In the long run, the development of an alternative to the gas-guzzling internal-combustion engine could help break the nation's addiction to oil. Meanwhile, replacing older refineries with state-of-the art facilities could ensure a more stable supply of domestic gasoline and less pollution, says USA Today.




8. The “Hockeystick” Controversy: An Update
Human-induced global warming enthusiasts and Kyoto supporters quickly adopted the Mann, Bradley and Hughes study (Nature 1998) as the smoking gun they desperately needed to support their warming fantasy. [MBH claimed that the 20
th century was the warmest in the past 1000 years, a claim adopted by the IPCC in 2001 as supposed proof of greenhouse warming.] Critics were dismissed as a fringe minority, or as "outlier scientists" operating "on the margin of the issue." To question the validity of the hockey stick became a sacrilege deemed unworthy of public discourse and governments everywhere began to tune their environmental policies to the new paradigm.

In science it is standard procedure to have the validity of important research results checked by other scientists who use the same data and methods to see if they get the same outcome. Despite the enormous stakes involved, a proper assessment of MBH98 was not published until October of last year when Canadian analyst Steve McIntyre and University of Guelph economist Ross McKitrick published the results of such an audit study. Using the MBH98 methodology and corrected data, their results were dramatically different.

McIntyre and McKitrick wrote "Our conclusion, after detailed study of Mann et. al. data base is that the "hockey stick" is an artifact of poor data handling, selective use of sources, reliance on obsolete versions of source data and erroneous statistical calculation." These are harsh judgments in the scientific world.

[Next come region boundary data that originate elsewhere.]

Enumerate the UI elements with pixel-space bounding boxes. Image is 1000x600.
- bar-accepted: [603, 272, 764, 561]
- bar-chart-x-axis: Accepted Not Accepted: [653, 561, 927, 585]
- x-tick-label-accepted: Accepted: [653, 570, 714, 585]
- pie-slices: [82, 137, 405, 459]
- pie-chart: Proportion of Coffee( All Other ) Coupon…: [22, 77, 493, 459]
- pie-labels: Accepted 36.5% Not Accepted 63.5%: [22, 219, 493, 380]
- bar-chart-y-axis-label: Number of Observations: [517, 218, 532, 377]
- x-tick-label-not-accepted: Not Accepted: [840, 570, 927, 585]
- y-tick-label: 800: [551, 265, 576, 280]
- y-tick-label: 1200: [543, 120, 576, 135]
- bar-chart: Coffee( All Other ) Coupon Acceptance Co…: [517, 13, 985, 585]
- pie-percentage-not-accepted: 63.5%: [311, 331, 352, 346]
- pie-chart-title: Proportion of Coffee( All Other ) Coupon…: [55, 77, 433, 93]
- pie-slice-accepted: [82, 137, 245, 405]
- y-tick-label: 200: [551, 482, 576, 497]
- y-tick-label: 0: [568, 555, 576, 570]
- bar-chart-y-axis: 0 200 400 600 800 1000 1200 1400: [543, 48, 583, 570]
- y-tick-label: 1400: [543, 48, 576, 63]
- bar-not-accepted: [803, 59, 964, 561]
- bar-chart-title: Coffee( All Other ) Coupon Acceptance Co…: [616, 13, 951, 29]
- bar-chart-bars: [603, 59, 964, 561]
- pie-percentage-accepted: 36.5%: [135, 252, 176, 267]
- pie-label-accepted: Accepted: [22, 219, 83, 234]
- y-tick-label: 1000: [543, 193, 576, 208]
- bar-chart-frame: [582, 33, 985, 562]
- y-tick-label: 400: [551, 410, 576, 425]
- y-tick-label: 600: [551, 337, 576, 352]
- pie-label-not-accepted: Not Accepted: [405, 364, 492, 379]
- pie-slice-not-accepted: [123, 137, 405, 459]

Of course, Mann, Bradley and Hughes, and their supporters, vehemently protested, but a science editorial board ordered a correction, and on July 1, 2004, the MBH98 "Corrigendum" was published in Nature. McIntyre and McKitrick maintain that this document is a clear admission that the disclosure of data and methods behind MBH98 was materially inaccurate.
To follow the developing controversy, consult www.climate2003.com




9. Human Health And Environmental Scares : New Book From IPN

In a new book, Environment & Health: Myths & Realities, released this week by the International Policy Network, a group of 10 scientists from the U.S. and Europe challenge many of the theories that link human health problems to our industrial society.  The group claims that "environmental scare stories in the media have been unbalanced" and often do more harm to human health through unnecessary or incorrect public policies.

Examples from the book include:
  • Dietary nitrates from fertilizer runoff pose no threat to human health.
  • On balance, synthetic pesticides are beneficial because they enable better nutrition and environmental protection.
  • Trying to prevent or test for low levels of radiation is a waste; natural radiation levels are much higher without causing human health problems.
  • There is no evidence linking dioxin to cancer.
  • Warmer temperatures should not be feared as they are generally more beneficial in the medium term for most of the world.

 The authors express their concern that science is being undermined by activist groups that care more about achieving media coverage than actually protecting the environment. Co-editor Kendra Okonski, "Rather than focusing on the negative consequences of modern life, we should discuss why people in wealthier economies are healthier, live longer and happier lives."

The authors include Bruce N. Ames, University of California, Berkeley; Lois Swirsky Gold, University of California, Berkeley; Stephen Safe, Tex A&M; Lucas Bergkamp, Erasmus University, Netherlands. To read more about the book, its authors and where to obtain it, go to: http://www.policynetwork.net/main/article.php?article_id=622




10. German Court Stops Greenpeace Campaign Against Milk

A court in Cologne, Germany, issued an injunction (June 23) against Greenpeace' “defamation“ campaign against Mueller-Milk In particular, it prohibited the misleading use of the term Gen-Milk – since all food products contain genes.